The risk of depression during pregnancy
"Depression during pregnancy is really toxic because it increases the risk of postpartum depression and risks to the baby, including low birth weight,” says Lee S. Cohen, MD, author of the current study, director of the Center for Women's Mental Health at Massachusetts General Hospital, and Seleni advisory board member. From this work, it also seems that "depression is a risk factor for cardiac malformations," says Cohen.
Making the choice about taking an antidepressant
In 2005, the U.S. Food and Drug Administration issued a warning about paroxetine (Paxil) in response to a pair of studies that reported an association between taking paroxetine during pregnancy and specific defects that caused holes in the walls of the heart. The defects ranged from mild to serious (requiring surgery). Since that warning, additional studies have found associations between sertraline, citalopram, and fluoxetine and similar heart defects.
In the current study, Cohen and his collaborators did not find an association between paroxetine, sertraline, and fluoxetine and any heart defects after they took into account the effect of depression itself. Similarly, although there was an association between taking an SSRI during pregnancy, or an SNRI or antidepressant such as mirtazapine and selegiline, and an increased risk of heart defect, the risk went away after the researchers adjusted for the effect of depression, other illnesses (such as diabetes), and other medications (namely anticonvulsants).

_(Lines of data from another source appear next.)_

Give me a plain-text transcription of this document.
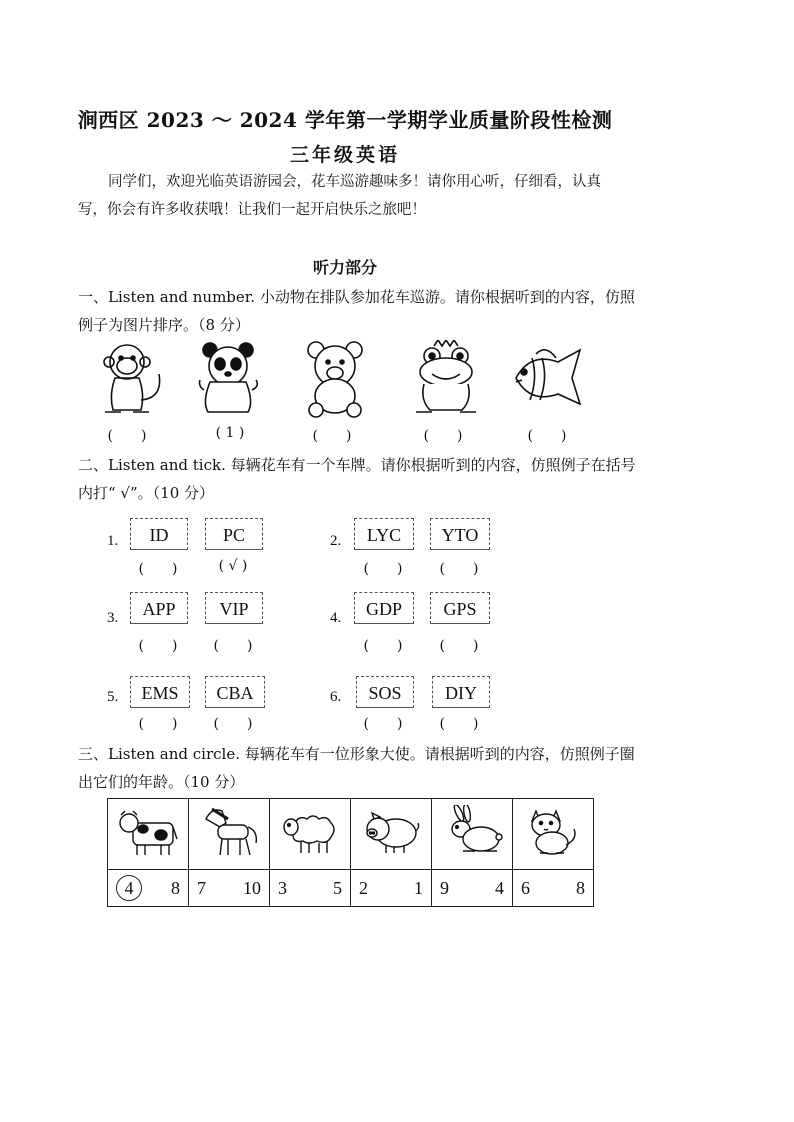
涧西区 2023 ～ 2024 学年第一学期学业质量阶段性检测
三年级英语
同学们，欢迎光临英语游园会，花车巡游趣味多！请你用心听，仔细看，认真写，你会有许多收获哦！让我们一起开启快乐之旅吧！
听力部分
一、Listen and number. 小动物在排队参加花车巡游。请你根据听到的内容，仿照例子为图片排序。（8 分）
(　　)	( 1 )	(　　)	(　　)	(　　)
二、Listen and tick. 每辆花车有一个车牌。请你根据听到的内容，仿照例子在括号内打“ √”。（10 分）
1.	ID	PC
(　　)	( √ )
2.	LYC	YTO
(　　)	(　　)
3.	APP	VIP
(　　)	(　　)
4.	GDP	GPS
(　　)	(　　)
5.	EMS	CBA
(　　)	(　　)
6.	SOS	DIY
(　　)	(　　)
三、Listen and circle. 每辆花车有一位形象大使。请根据听到的内容，仿照例子圈出它们的年龄。（10 分）

4 8	7 10	3 5	2 1	9 4	6 8
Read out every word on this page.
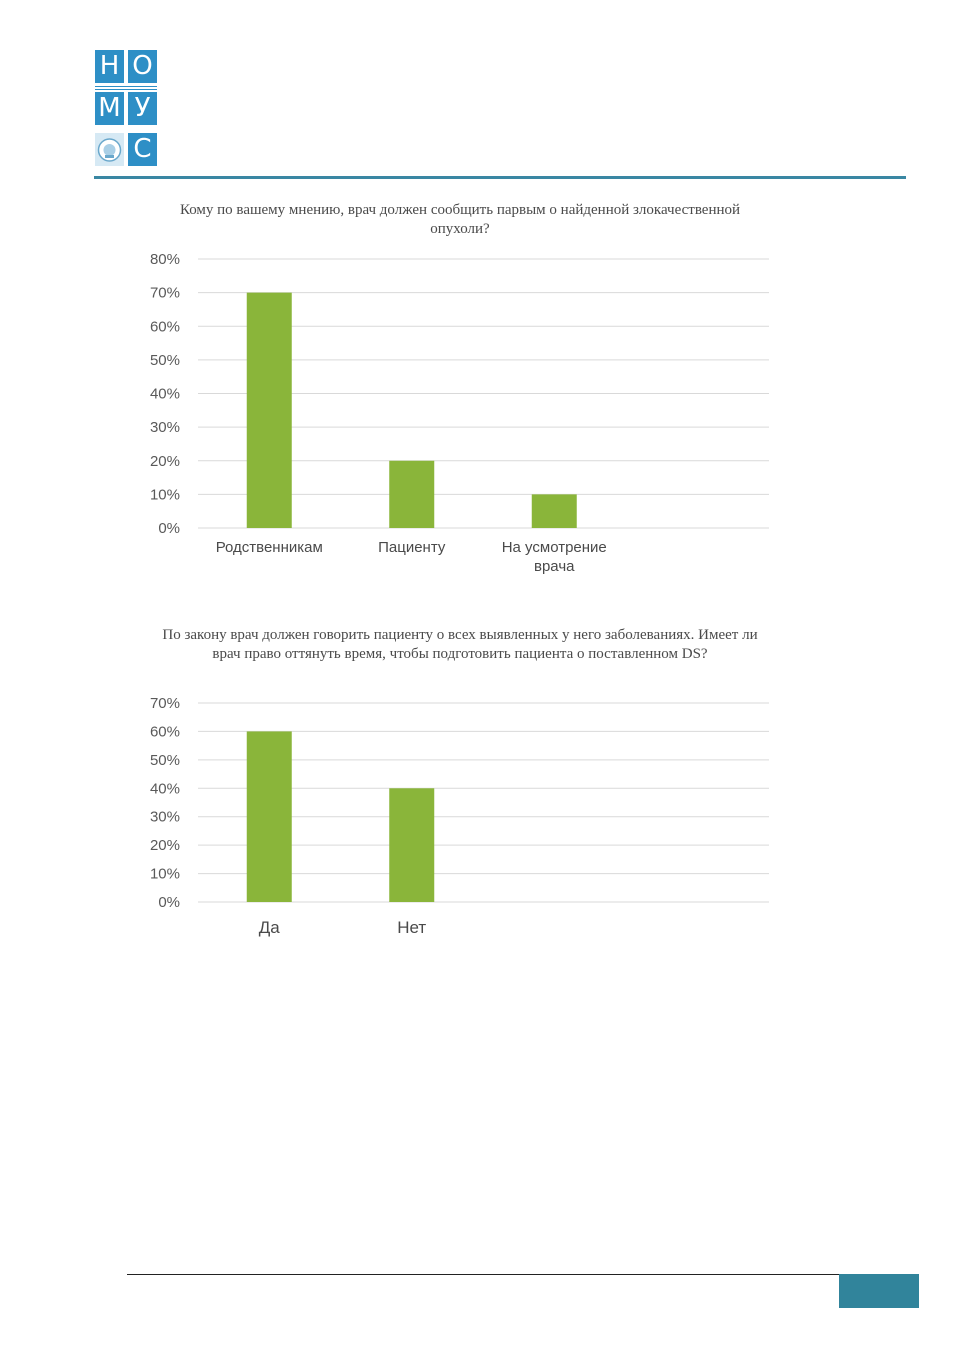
Н О
М У
С
Кому по вашему мнению, врач должен сообщить парвым о найденной злокачественной опухоли?
0%
10%
20%
30%
40%
50%
60%
70%
80%
Родственникам	Пациенту	На усмотрение врача
По закону врач должен говорить пациенту о всех выявленных у него заболеваниях. Имеет ли врач право оттянуть время, чтобы подготовить пациента о поставленном DS?
0%
10%
20%
30%
40%
50%
60%
70%
Да	Нет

The researchers did not find any risk associated with other types of antidepressants, such as buproprion.
"One of the messages from our paper is that no antidepressant is absolutely contraindicated during pregnancy if the advantage to be gained is that the woman stays emotionally well during pregnancy," Cohen says. Although a woman should not arbitrarily take an antidepressant if she does not need one, the priority should be to keep women mentally healthy, he emphasizes.
Sura Alwan, PhD, a postdoctoral researcher at the University of British Columbia, published one of the first studies linking paroxetine to heart defects. She notes that it is excellent that the current study was large enough to examine the role of depression in heart defect risk.
Even though the current study could relieve some concern over the risk of heart defects, "there has recently been a lot of research on antidepressants and later onset cognitive and developmental disorders, such as autism, and women must also think about that," cautions Alwan.
Several large studies have looked at whether SSRI use during pregnancy increases the likelihood of having a child with autism, and although the findings vary, it generally appears that SSRI use is associated with either no or small increases in autism risk. There is also preliminary evidence in these studies suggesting that the increased risk may be due to depression rather than the medication.
Alwan says that the unresolved questions about the risk of antidepressants during pregnancy mean women and their doctors should consider alternative treatments, such as therapy, when possible. However, she believes that "if a woman has moderate or severe depression or a family history of depression, it is probably a good idea to stay on the medication."
Cohen agrees that for a woman who needs an antidepressant, the benefits of taking the medication are clear. The current study, he says, could help women and doctors "refine the estimate of risk and make a more informed risk-benefit decision."